À l'exception de l'Espagne, tous les pays européens ont autorisé l'utilisation de ces bases dans le cadre de la guerre contre l'Iran. Seul le gouvernement britannique a brièvement hésité avant d'autoriser des raids aériens « défensifs » depuis ses bases. Or, en temps de guerre, les actions défensives et offensives étant indissociables, cette restriction ne vaut rien. Les bombardiers américains effectuent désormais des missions depuis les bases aériennes militaires de Fairford, en Angleterre, et de Diego Garcia, dans l'océan Indien.

La base aérienne allemande de Ramstein, l'une des plus grandes bases américaines au monde, est une plaque tournante des opérations au Moyen-Orient. Elle sert de centre de commandement, de communication et de transmission de données. Les frappes à longue portée y sont coordonnées et les missions de drones contrôlées. Munitions, troupes et équipements sont également acheminés des États-Unis vers la région du Golfe via Ramstein. La base abrite également le plus grand hôpital militaire américain hors des États-Unis.

Une autre base aérienne américaine est située à Spangdahlem, dans l'Eifel, et un quartier général de commandement se trouve à Stuttgart. Le gouvernement allemand autorise sans objection l'utilisation de ces installations pour la guerre en Iran.

D'autres bases aériennes américaines stratégiques sont situées à Aviano, en Italie, et sur l'île portugaise de Terceira, dans l'archipel des Açores. La France autorise l'US Air Force à ravitailler ses appareils sur la base aérienne militaire d'Istres-Le Tubé, sur la côte méditerranéenne, et a déployé sa propre flotte en Méditerranée orientale.

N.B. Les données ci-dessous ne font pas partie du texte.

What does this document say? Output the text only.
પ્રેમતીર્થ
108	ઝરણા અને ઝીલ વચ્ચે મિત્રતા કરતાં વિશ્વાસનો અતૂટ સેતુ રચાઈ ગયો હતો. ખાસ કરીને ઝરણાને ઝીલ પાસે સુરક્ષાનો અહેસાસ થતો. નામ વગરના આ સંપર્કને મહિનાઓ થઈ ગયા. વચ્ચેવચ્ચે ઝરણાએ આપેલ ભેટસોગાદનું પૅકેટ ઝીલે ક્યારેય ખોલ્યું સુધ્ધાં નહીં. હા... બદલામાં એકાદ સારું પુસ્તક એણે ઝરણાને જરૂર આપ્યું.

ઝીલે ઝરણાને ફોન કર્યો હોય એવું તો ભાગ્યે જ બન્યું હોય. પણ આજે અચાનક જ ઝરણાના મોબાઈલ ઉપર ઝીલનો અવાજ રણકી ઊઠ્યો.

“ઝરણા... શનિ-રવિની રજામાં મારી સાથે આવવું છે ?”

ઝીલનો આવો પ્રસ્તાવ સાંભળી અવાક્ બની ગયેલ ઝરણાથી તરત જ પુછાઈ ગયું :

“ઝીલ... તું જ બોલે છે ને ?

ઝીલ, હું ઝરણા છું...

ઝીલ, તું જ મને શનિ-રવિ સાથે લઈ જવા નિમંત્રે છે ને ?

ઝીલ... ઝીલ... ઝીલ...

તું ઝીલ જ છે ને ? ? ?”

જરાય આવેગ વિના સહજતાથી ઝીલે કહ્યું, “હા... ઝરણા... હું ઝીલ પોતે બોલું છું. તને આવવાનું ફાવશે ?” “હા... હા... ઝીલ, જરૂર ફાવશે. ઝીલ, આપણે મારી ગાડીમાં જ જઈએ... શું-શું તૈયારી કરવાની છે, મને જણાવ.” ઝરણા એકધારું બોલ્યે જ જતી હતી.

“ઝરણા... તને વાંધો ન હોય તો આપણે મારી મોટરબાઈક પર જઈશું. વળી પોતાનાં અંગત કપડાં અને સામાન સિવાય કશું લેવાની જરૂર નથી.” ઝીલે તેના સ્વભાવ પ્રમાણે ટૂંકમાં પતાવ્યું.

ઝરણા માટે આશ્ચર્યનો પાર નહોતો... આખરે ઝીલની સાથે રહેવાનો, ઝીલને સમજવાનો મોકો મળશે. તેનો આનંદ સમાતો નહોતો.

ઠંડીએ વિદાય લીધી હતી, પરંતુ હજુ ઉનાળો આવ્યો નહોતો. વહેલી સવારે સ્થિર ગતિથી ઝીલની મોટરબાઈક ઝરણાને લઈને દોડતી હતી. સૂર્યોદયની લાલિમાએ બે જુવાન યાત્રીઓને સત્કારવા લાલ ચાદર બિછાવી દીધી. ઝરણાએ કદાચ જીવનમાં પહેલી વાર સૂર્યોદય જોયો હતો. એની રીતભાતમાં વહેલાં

Cependant, les pays du G7 ne se contenteront pas d'apporter un soutien logistique à la guerre. Ils se préparent à y engager leurs propres troupes. La déclaration des ministres des Affaires étrangères le laisse déjà entrevoir.

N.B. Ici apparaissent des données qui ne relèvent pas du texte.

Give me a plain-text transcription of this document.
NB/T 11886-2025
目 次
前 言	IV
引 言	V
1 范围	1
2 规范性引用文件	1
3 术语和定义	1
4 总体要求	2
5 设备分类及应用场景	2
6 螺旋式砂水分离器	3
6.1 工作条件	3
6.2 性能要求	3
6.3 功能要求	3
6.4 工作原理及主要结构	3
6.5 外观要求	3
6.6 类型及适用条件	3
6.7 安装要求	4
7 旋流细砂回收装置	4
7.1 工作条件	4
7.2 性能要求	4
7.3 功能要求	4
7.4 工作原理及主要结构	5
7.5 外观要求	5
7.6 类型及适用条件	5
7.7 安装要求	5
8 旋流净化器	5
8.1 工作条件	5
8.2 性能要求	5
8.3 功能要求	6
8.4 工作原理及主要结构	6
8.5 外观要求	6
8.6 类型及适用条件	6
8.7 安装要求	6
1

Elle réaffirme « l’importance de la préservation des routes maritimes et de la sécurité de la navigation, notamment dans le détroit d’Ormuz et dans toutes les voies navigables clés associées, ainsi que de la sécurité et de la sûreté des chaînes d’approvisionnement et de la stabilité des marchés de l’énergie ». Elle assure également les États de la région attaqués par l'Iran de « notre appui indéfectible à leur sécurité, à leur souveraineté et à leur intégrité territoriale ».

Ainsi, sous un nouveau prétexte – sécuriser les voies maritimes, défendre les alliés arabes – l'entrée en guerre de l'Europe, du Canada et du Japon se prépare.

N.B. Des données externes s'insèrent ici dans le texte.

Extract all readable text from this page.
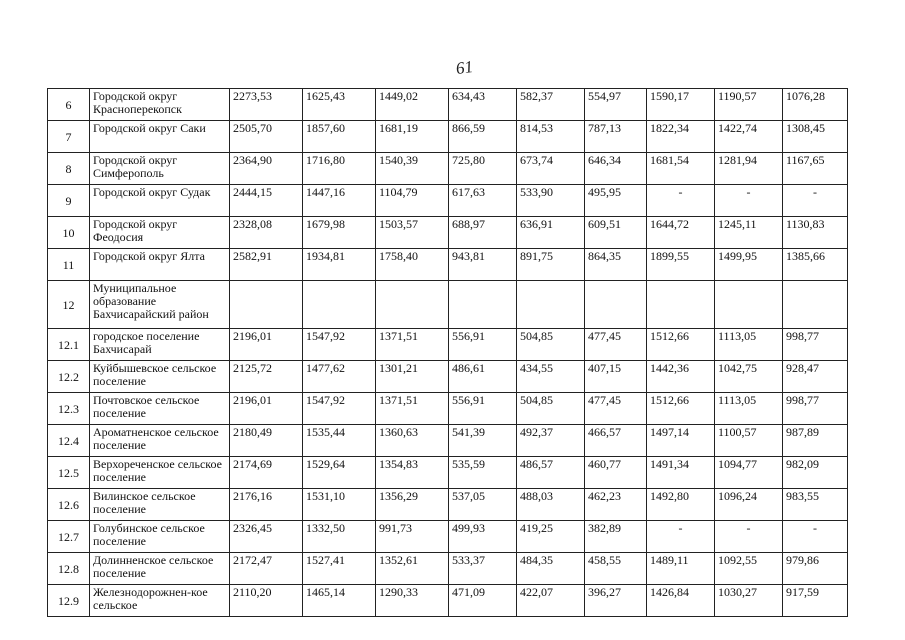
61
6	Городской округ Красноперекопск	2273,53	1625,43	1449,02	634,43	582,37	554,97	1590,17	1190,57	1076,28
7	Городской округ Саки	2505,70	1857,60	1681,19	866,59	814,53	787,13	1822,34	1422,74	1308,45
8	Городской округ Симферополь	2364,90	1716,80	1540,39	725,80	673,74	646,34	1681,54	1281,94	1167,65
9	Городской округ Судак	2444,15	1447,16	1104,79	617,63	533,90	495,95	-	-	-
10	Городской округ Феодосия	2328,08	1679,98	1503,57	688,97	636,91	609,51	1644,72	1245,11	1130,83
11	Городской округ Ялта	2582,91	1934,81	1758,40	943,81	891,75	864,35	1899,55	1499,95	1385,66
12	Муниципальное образование Бахчисарайский район									
12.1	городское поселение Бахчисарай	2196,01	1547,92	1371,51	556,91	504,85	477,45	1512,66	1113,05	998,77
12.2	Куйбышевское сельское поселение	2125,72	1477,62	1301,21	486,61	434,55	407,15	1442,36	1042,75	928,47
12.3	Почтовское сельское поселение	2196,01	1547,92	1371,51	556,91	504,85	477,45	1512,66	1113,05	998,77
12.4	Ароматненское сельское поселение	2180,49	1535,44	1360,63	541,39	492,37	466,57	1497,14	1100,57	987,89
12.5	Верхореченское сельское поселение	2174,69	1529,64	1354,83	535,59	486,57	460,77	1491,34	1094,77	982,09
12.6	Вилинское сельское поселение	2176,16	1531,10	1356,29	537,05	488,03	462,23	1492,80	1096,24	983,55
12.7	Голубинское сельское поселение	2326,45	1332,50	991,73	499,93	419,25	382,89	-	-	-
12.8	Долинненское сельское поселение	2172,47	1527,41	1352,61	533,37	484,35	458,55	1489,11	1092,55	979,86
12.9	Железнодорожнен-кое сельское	2110,20	1465,14	1290,33	471,09	422,07	396,27	1426,84	1030,27	917,59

La raison en est la nature même de ce conflit. Il s'agit de pétrole, de gaz, de profits et de puissance stratégique. Les États-Unis tentent de compenser leur déclin économique par la force militaire et de placer le Moyen-Orient sous leur contrôle, en prévision d'une guerre contre la Chine. Les puissances européennes, fortes d'une longue histoire coloniale et d'importants intérêts économiques dans la région, n'ont pas l'intention d’être laissées en plan.

Cette guerre est menée aux dépens de la classe ouvrière, contrainte d'en supporter les coûts par la hausse des prix, les pertes d'emplois et les coupes budgétaires dans les services sociaux, sans parler des victimes de guerre et de la chair à canon qu'elle fournit. Aucun des partis établis ne s'oppose à cette évolution. Tous sont, d'une manière ou d'une autre, liés aux intérêts financiers de la classe dirigeante. Seul un mouvement socialiste unissant la classe ouvrière internationale dans la lutte contre la guerre et le capitalisme peut empêcher une nouvelle descente vers une guerre mondiale et la barbarie.